In patients presenting to the emergency room with suspected hypovolemia from nontraumatic causes no individual physical exam finding appeared to be useful (postural hypotension, pulse increase >30, dry axilla or mucous membranes or tongue, longitudinal furrows on the tongue, sunken eyes, confusion, upper and lower extremity weakness, garbled speech, and prolonged capillary refill). No exam finding yielded a sensitivity greater than 85% (the presence of dry mucous membranes and longitudinal furrows on the tongue had sensitivities of 85%) and the remainder of findings are far less sensitive. Positive likelihood ratios for changes in postural vital signs were only 1.7 for hypotension and 1.5 for pulse increase greater than 30 beats per minute, making these findings unhelpful in diagnosing hypovolemia. It should be noted that these studies used elevated BUN to creatinine ratios, an unproven gold standard. Studies show physical exam findings may be more helpful when used in combination. Elevated BUN to creatinine ratios correlated with an average of four to six physical exam findings, whereas the BUN to creatinine ratio was not elevated when only one finding was present
This LLSA article focuses on the role of likelihood ratios in evaluating diagnostic tests. When used in combination with the pretest probability, the likelihood ratio allows one to arrive at the statistical probability of the presence or absence of disease, the posttest probability.

 A positive likelihood ratio represents the ratio of true positives to false positives provided by a given test. Mathematically speaking, the positive likelihood ratio is represented as sensitivity divided by 1-specificity. For example, if a test provides a true positive 90% of the time and a false positive 10% of the time the positive likelihood ratio would be 0.9/0.1, or 9.0. This means that when a positive result is found it is 9 times more likely to be a true positive than a false positive. A negative likelihood ratio represents the ratio of false negatives to true negatives. For example, if a test provided a false negative test 9% of the time and a true negative 91% of the time, the negative likelihood ratio would be 9:91, approximately 0.1. Thus, a negative result suggests that it is 10 times more likely that disease is absent. A smaller negative likelihood ratio implies that a negative result is more likely to be a true negative. It is generally accepted that a positive test result using a test with a positive likelihood ratio of 10 or greater is almost conclusive of disease and a negative test result using a test with a likelihood ratio of 0.1 or less nearly excludes disease. Likelihood ratios of 1 imply that the test is not useful in ruling in or ruling out disease.

This article suggests that vitals signs, both traditional and postural, are not helpful by themselves in determining if a patient is hypovolemic. Traditional vital signs are insensitive for blood loss. Postural vital signs are similarly unhelpful (i.e. have low likelihood ratios) except in the setting of otherwise healthy individuals with large (greater than 1 liter) blood loss. The reviewers suggest that measurement of serum lactate and base deficit may be a more valuable indicator of hypoperfusion and therefore a better predictor of mortality.

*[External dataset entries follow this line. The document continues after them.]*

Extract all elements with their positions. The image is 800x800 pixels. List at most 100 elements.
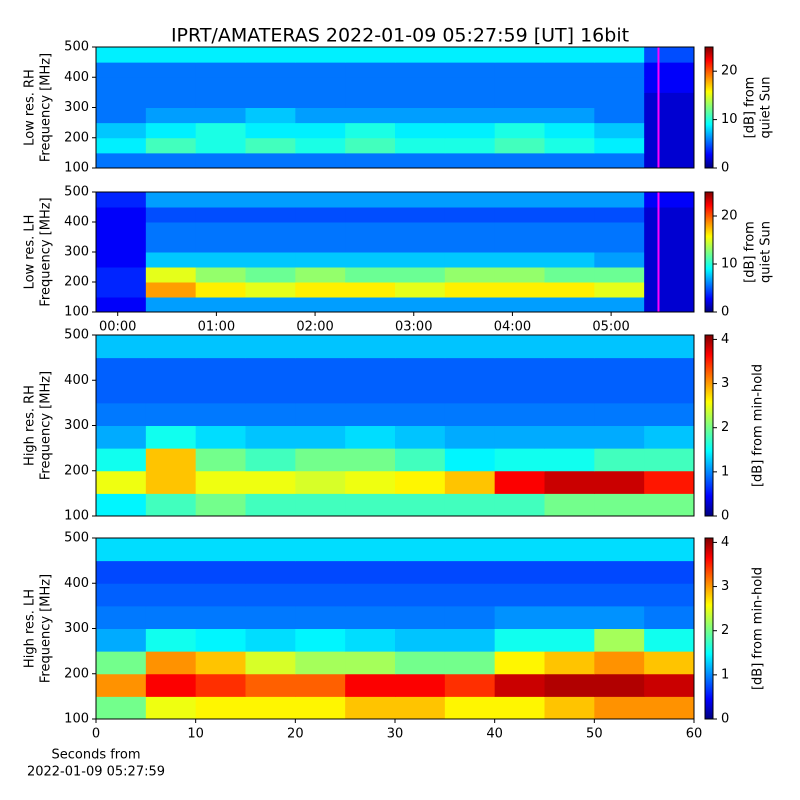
heatmap-cell [594,47,645,63]
colorbar-tick-label: 3 [721,376,729,391]
y-axis-label: Low res. LH [23,215,38,290]
heatmap-cell [96,237,147,253]
heatmap-cell [395,402,446,426]
heatmap-cell [395,696,446,720]
heatmap-cell [544,62,595,78]
y-tick-label: 300 [64,418,89,433]
y-tick-label: 500 [64,40,89,55]
colorbar-tick-label: 20 [721,209,738,224]
heatmap-cell [444,137,496,154]
heatmap-cell [395,297,446,313]
heatmap-cell [145,107,197,124]
heatmap-cell [594,448,645,472]
heatmap-cell [494,380,545,404]
heatmap-cell [644,425,695,449]
heatmap-cell [494,282,545,298]
heatmap-cell [644,297,695,313]
y-tick-label: 500 [64,531,89,546]
heatmap-cell [295,651,346,675]
heatmap-cell [544,152,595,169]
heatmap-cell [444,425,496,449]
y-tick-label: 400 [64,70,89,85]
heatmap-cell [295,122,346,139]
colorbar [704,46,714,169]
heatmap-cell [594,560,645,584]
heatmap-cell [245,222,296,238]
colorbar-tick-label: 2 [721,623,729,638]
heatmap-cell [395,77,446,93]
heatmap-cell [594,357,645,381]
x-tick-label: 50 [586,727,603,742]
y-tick-label: 500 [64,328,89,343]
heatmap-cell [544,696,595,720]
heatmap-cell [195,380,246,404]
heatmap-cell [345,122,396,139]
heatmap-cell [195,335,246,359]
heatmap-cell [395,560,446,584]
y-axis-label: High res. RH [23,385,38,466]
heatmap-cell [195,62,246,78]
heatmap-cell [644,560,695,584]
heatmap-cell [145,448,197,472]
heatmap-cell [594,402,645,426]
heatmap-cell [395,673,446,697]
heatmap-cell [644,583,695,607]
heatmap-cell [245,62,296,78]
heatmap-cell [644,222,695,238]
heatmap-cell [245,605,296,629]
heatmap-cell [494,560,545,584]
x-tick-label: 02:00 [296,320,333,335]
heatmap-cell [444,448,496,472]
heatmap-cell [544,402,595,426]
heatmap-cell [96,402,147,426]
heatmap-cell [594,207,645,223]
heatmap-cell [245,673,296,697]
chart-title: IPRT/AMATERAS 2022-01-09 05:27:59 [UT] 1… [171,25,629,47]
heatmap-cell [594,425,645,449]
heatmap-cell [395,122,446,139]
heatmap-cell [145,425,197,449]
x-tick-label: 10 [187,727,204,742]
heatmap-cell [544,628,595,652]
heatmap-cell [295,192,346,208]
y-tick-label: 100 [64,305,89,320]
heatmap-cell [544,448,595,472]
heatmap-cell [295,62,346,78]
heatmap-cell [245,470,296,494]
heatmap-cell [594,137,645,154]
heatmap-cell [444,696,496,720]
colorbar-tick-label: 1 [721,464,729,479]
heatmap-cell [544,538,595,562]
heatmap-cell [594,237,645,253]
heatmap-cell [345,282,396,298]
heatmap-cell [395,62,446,78]
heatmap-cell [395,252,446,268]
heatmap-cell [195,493,246,517]
heatmap-cell [494,267,545,283]
heatmap-cell [245,448,296,472]
heatmap-cell [544,192,595,208]
heatmap-cell [295,237,346,253]
heatmap-cell [145,538,197,562]
colorbar-label: [dB] from [743,77,758,139]
colorbar-label: quiet Sun [759,76,774,138]
heatmap-cell [444,583,496,607]
heatmap-cell [544,493,595,517]
heatmap-cell [444,538,496,562]
heatmap-cell [644,92,695,108]
heatmap-cell [96,628,147,652]
heatmap-cell [395,448,446,472]
heatmap-cell [544,47,595,63]
heatmap-cell [544,137,595,154]
heatmap-cell [195,696,246,720]
heatmap-cell [345,628,396,652]
heatmap-cell [494,335,545,359]
heatmap-cell [544,673,595,697]
heatmap-cell [295,107,346,124]
heatmap-cell [195,107,246,124]
y-axis-label: Frequency [MHz] [39,197,54,306]
heatmap-cell [295,207,346,223]
heatmap-cell [195,583,246,607]
x-tick-label: 01:00 [198,320,235,335]
heatmap-cell [444,237,496,253]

While abnormal vital signs are highly specific for hypovolemia, this does not translate well to the emergency room where there are many explanations for tachycardia and hypotension and ruling out emergent conditions is the priority. Instead of vital sign measurements and specific physical exam findings, an organized history, physical exam, and clinical judgment continue to be the best marker for determining volume status.